Jahrestag der Befreiung von Auschwitz – DGB Berlin-Brandenburg erinnert und mahnt Wachsamkeit an

Datum

Ordnungsnummer PM 4

Katja Karger, Vorsitzende des DGB Berlin-Brandenburg: 

„Am 27. Januar halten wir inne und erinnern an alle, die Opfer des Menschheitsverbrechen des Holocausts und des nationalsozialistischen Massenmords wurde.
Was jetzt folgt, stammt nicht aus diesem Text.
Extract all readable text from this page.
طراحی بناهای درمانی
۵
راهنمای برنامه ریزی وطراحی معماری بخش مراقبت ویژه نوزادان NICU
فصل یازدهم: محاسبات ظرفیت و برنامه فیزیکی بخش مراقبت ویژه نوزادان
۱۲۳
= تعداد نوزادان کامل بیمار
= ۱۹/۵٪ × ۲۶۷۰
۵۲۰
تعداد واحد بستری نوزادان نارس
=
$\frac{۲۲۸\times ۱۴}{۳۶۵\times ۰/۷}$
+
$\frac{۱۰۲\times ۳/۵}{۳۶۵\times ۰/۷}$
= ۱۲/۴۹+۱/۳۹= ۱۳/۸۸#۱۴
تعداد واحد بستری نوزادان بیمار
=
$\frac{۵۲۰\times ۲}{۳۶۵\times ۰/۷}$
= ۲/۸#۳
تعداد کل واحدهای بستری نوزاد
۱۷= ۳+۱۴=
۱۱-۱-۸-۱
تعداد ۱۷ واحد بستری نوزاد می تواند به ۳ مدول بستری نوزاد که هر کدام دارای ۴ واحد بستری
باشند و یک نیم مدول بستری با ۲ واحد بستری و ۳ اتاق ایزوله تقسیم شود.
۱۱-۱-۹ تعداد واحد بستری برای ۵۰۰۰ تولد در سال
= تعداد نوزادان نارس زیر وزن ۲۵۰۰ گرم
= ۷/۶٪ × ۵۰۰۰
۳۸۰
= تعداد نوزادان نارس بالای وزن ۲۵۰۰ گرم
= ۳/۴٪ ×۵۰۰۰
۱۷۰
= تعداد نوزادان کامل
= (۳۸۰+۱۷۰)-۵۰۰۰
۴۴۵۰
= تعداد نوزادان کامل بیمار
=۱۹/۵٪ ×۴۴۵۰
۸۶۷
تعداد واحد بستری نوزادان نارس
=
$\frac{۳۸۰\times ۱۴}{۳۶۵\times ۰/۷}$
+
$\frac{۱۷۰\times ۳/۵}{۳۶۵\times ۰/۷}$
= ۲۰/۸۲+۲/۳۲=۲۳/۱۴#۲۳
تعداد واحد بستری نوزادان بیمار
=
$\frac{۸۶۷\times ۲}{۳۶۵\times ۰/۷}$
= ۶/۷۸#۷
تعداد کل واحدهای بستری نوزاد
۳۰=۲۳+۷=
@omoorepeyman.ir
Ob Jüdinnen und Juden, Sinti und Roma, homosexuelle und queere Menschen, Menschen mit Behinderung, Kriegsgefangene, Antifaschist*innen – sie alle fielen dem nationalsozialistischen Hass zum Opfer. Wir stehen fest an der Seite ihrer Nachfahren und aller, die von Antisemitismus, Rassismus und jeglicher Form gruppenbezogener Menschenfeindlichkeit bedroht werden. Antifaschismus ist Teil der gewerkschaftlichen DNA. Die Losung lautet nach wie vor: Nie wieder!“

Rechtsextreme und rechtspopulistische Akteure haben in den vergangenen Jahren in Berlin und Brandenburg immer wieder den 27. Januar für Geschichtsrevisionismus missbraucht. Im vergangenen Jahr kam es in Strausberg (MOL) an diesem Tag sogar zu einem körperlichen Angriff durch einen Stadtverordneten der AfD auf Teilnehmer einer Gedenkveranstaltung. 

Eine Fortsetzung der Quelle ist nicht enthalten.